Via Andrew Sullivan, the New Yorker's Nick Paumgarten provides some perspective on the latest dismal findings about American kids' knowledge of American history:

“We haven’t ever known our past,” Sam Wineburg, a professor of education and history at Stanford, said last week. “Your kids are no stupider than their grandparents.” He pointed out that the first large-scale proficiency study—of Texas students, in 1915-16—demonstrated that many couldn’t tell Thomas Jefferson from Jefferson Davis or 1492 from 1776. A 1943 survey of seven thousand college freshmen found that, among other things, only six per cent of them could name the original thirteen colonies. “Appallingly ignorant,” the Times harrumphed, as it would again in the face of another dismal showing, in 1976.
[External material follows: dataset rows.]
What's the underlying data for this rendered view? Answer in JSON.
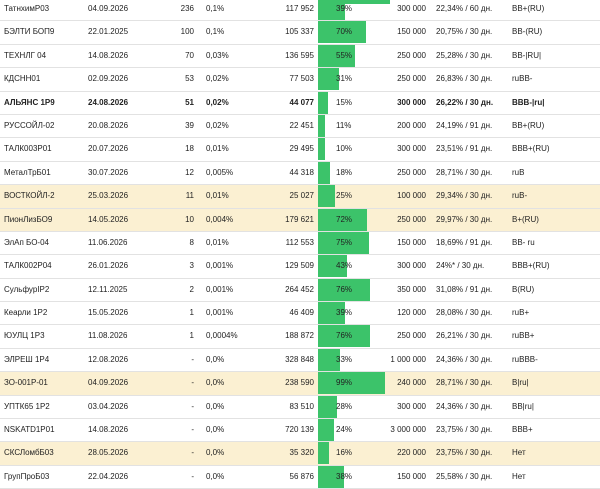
{
  "rows": [
    {
      "name": "ТатнхимР03",
      "date": "04.09.2026",
      "qty": "236",
      "pct": "0,1%",
      "vol": "117 952",
      "share_label": "39%",
      "share": 0.39,
      "nom": "300 000",
      "yield": "22,34% / 60 дн.",
      "rating": "BB+(RU)",
      "hl": false,
      "bold": false
    },
    {
      "name": "БЭЛТИ БОП9",
      "date": "22.01.2025",
      "qty": "100",
      "pct": "0,1%",
      "vol": "105 337",
      "share_label": "70%",
      "share": 0.7,
      "nom": "150 000",
      "yield": "20,75% / 30 дн.",
      "rating": "BB-(RU)",
      "hl": false,
      "bold": false
    },
    {
      "name": "ТЕХНЛГ 04",
      "date": "14.08.2026",
      "qty": "70",
      "pct": "0,03%",
      "vol": "136 595",
      "share_label": "55%",
      "share": 0.55,
      "nom": "250 000",
      "yield": "25,28% / 30 дн.",
      "rating": "BB-|RU|",
      "hl": false,
      "bold": false
    },
    {
      "name": "КДСНН01",
      "date": "02.09.2026",
      "qty": "53",
      "pct": "0,02%",
      "vol": "77 503",
      "share_label": "31%",
      "share": 0.31,
      "nom": "250 000",
      "yield": "26,83% / 30 дн.",
      "rating": "ruBB-",
      "hl": false,
      "bold": false
    },
    {
      "name": "АЛЬЯНС 1Р9",
      "date": "24.08.2026",
      "qty": "51",
      "pct": "0,02%",
      "vol": "44 077",
      "share_label": "15%",
      "share": 0.15,
      "nom": "300 000",
      "yield": "26,22% / 30 дн.",
      "rating": "BBB-|ru|",
      "hl": false,
      "bold": true
    },
    {
      "name": "РУССОЙЛ-02",
      "date": "20.08.2026",
      "qty": "39",
      "pct": "0,02%",
      "vol": "22 451",
      "share_label": "11%",
      "share": 0.11,
      "nom": "200 000",
      "yield": "24,19% / 91 дн.",
      "rating": "BB+(RU)",
      "hl": false,
      "bold": false
    },
    {
      "name": "ТАЛК003Р01",
      "date": "20.07.2026",
      "qty": "18",
      "pct": "0,01%",
      "vol": "29 495",
      "share_label": "10%",
      "share": 0.1,
      "nom": "300 000",
      "yield": "23,51% / 91 дн.",
      "rating": "BBB+(RU)",
      "hl": false,
      "bold": false
    },
    {
      "name": "МеталТрБ01",
      "date": "30.07.2026",
      "qty": "12",
      "pct": "0,005%",
      "vol": "44 318",
      "share_label": "18%",
      "share": 0.18,
      "nom": "250 000",
      "yield": "28,71% / 30 дн.",
      "rating": "ruB",
      "hl": false,
      "bold": false
    },
    {
      "name": "ВОСТКОЙЛ-2",
      "date": "25.03.2026",
      "qty": "11",
      "pct": "0,01%",
      "vol": "25 027",
      "share_label": "25%",
      "share": 0.25,
      "nom": "100 000",
      "yield": "29,34% / 30 дн.",
      "rating": "ruB-",
      "hl": true,
      "bold": false
    },
    {
      "name": "ПионЛизБО9",
      "date": "14.05.2026",
      "qty": "10",
      "pct": "0,004%",
      "vol": "179 621",
      "share_label": "72%",
      "share": 0.72,
      "nom": "250 000",
      "yield": "29,97% / 30 дн.",
      "rating": "B+(RU)",
      "hl": true,
      "bold": false
    },
    {
      "name": "ЭлАп БО-04",
      "date": "11.06.2026",
      "qty": "8",
      "pct": "0,01%",
      "vol": "112 553",
      "share_label": "75%",
      "share": 0.75,
      "nom": "150 000",
      "yield": "18,69% / 91 дн.",
      "rating": "BB- ru",
      "hl": false,
      "bold": false
    },
    {
      "name": "ТАЛК002Р04",
      "date": "26.01.2026",
      "qty": "3",
      "pct": "0,001%",
      "vol": "129 509",
      "share_label": "43%",
      "share": 0.43,
      "nom": "300 000",
      "yield": "24%* / 30 дн.",
      "rating": "BBB+(RU)",
      "hl": false,
      "bold": false
    },
    {
      "name": "СульфурІР2",
      "date": "12.11.2025",
      "qty": "2",
      "pct": "0,001%",
      "vol": "264 452",
      "share_label": "76%",
      "share": 0.76,
      "nom": "350 000",
      "yield": "31,08% / 91 дн.",
      "rating": "B(RU)",
      "hl": false,
      "bold": false
    },
    {
      "name": "Кеарли 1Р2",
      "date": "15.05.2026",
      "qty": "1",
      "pct": "0,001%",
      "vol": "46 409",
      "share_label": "39%",
      "share": 0.39,
      "nom": "120 000",
      "yield": "28,08% / 30 дн.",
      "rating": "ruB+",
      "hl": false,
      "bold": false
    },
    {
      "name": "ЮУЛЦ 1Р3",
      "date": "11.08.2026",
      "qty": "1",
      "pct": "0,0004%",
      "vol": "188 872",
      "share_label": "76%",
      "share": 0.76,
      "nom": "250 000",
      "yield": "26,21% / 30 дн.",
      "rating": "ruBB+",
      "hl": false,
      "bold": false
    },
    {
      "name": "ЭЛРЕШ 1Р4",
      "date": "12.08.2026",
      "qty": "-",
      "pct": "0,0%",
      "vol": "328 848",
      "share_label": "33%",
      "share": 0.33,
      "nom": "1 000 000",
      "yield": "24,36% / 30 дн.",
      "rating": "ruBBB-",
      "hl": false,
      "bold": false
    },
    {
      "name": "ЗО-001Р-01",
      "date": "04.09.2026",
      "qty": "-",
      "pct": "0,0%",
      "vol": "238 590",
      "share_label": "99%",
      "share": 0.99,
      "nom": "240 000",
      "yield": "28,71% / 30 дн.",
      "rating": "B|ru|",
      "hl": true,
      "bold": false
    },
    {
      "name": "УПТК65 1Р2",
      "date": "03.04.2026",
      "qty": "-",
      "pct": "0,0%",
      "vol": "83 510",
      "share_label": "28%",
      "share": 0.28,
      "nom": "300 000",
      "yield": "24,36% / 30 дн.",
      "rating": "BB|ru|",
      "hl": false,
      "bold": false
    },
    {
      "name": "NSKATD1P01",
      "date": "14.08.2026",
      "qty": "-",
      "pct": "0,0%",
      "vol": "720 139",
      "share_label": "24%",
      "share": 0.24,
      "nom": "3 000 000",
      "yield": "23,75% / 30 дн.",
      "rating": "BBB+",
      "hl": false,
      "bold": false
    },
    {
      "name": "СКСЛомбБ03",
      "date": "28.05.2026",
      "qty": "-",
      "pct": "0,0%",
      "vol": "35 320",
      "share_label": "16%",
      "share": 0.16,
      "nom": "220 000",
      "yield": "23,75% / 30 дн.",
      "rating": "Нет",
      "hl": true,
      "bold": false
    },
    {
      "name": "ГрупПроБ03",
      "date": "22.04.2026",
      "qty": "-",
      "pct": "0,0%",
      "vol": "56 876",
      "share_label": "38%",
      "share": 0.38,
      "nom": "150 000",
      "yield": "25,58% / 30 дн.",
      "rating": "Нет",
      "hl": false,
      "bold": false
    }
  ],
  "colors": {
    "bar": "#3cc36a",
    "highlight": "#fbf0d2"
  }
}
....The NAEP results through more than four decades have been consistently mediocre, which may prove nothing except, as Wineburg wrote in 2004, “our amnesia of past ignorance.”

My mother attended a highly-regarded Los Angeles public school in the 40s. She was an honor student who loaded up on every advanced class on offer. But she told me once that in her entire high school career she wasn't required to write a single term paper. On the math front, her school not only didn't offer calculus (nobody did in the 40s) but didn't even offer what today we'd call pre-calculus. Advanced algebra and trig was as far as things went.

I don't know how her history education fared compared to mine in the 70s — or to a contemporary high school student's in the aughts. But I'm willing to bet it wasn't any better. Kids may not know a ton of history today, but neither do adults. And why should they? They didn't learn much history when they were in high school either. Nothing much has changed, and education most likely hasn't gone to hell in a handbasket. That's cheery news, isn't it?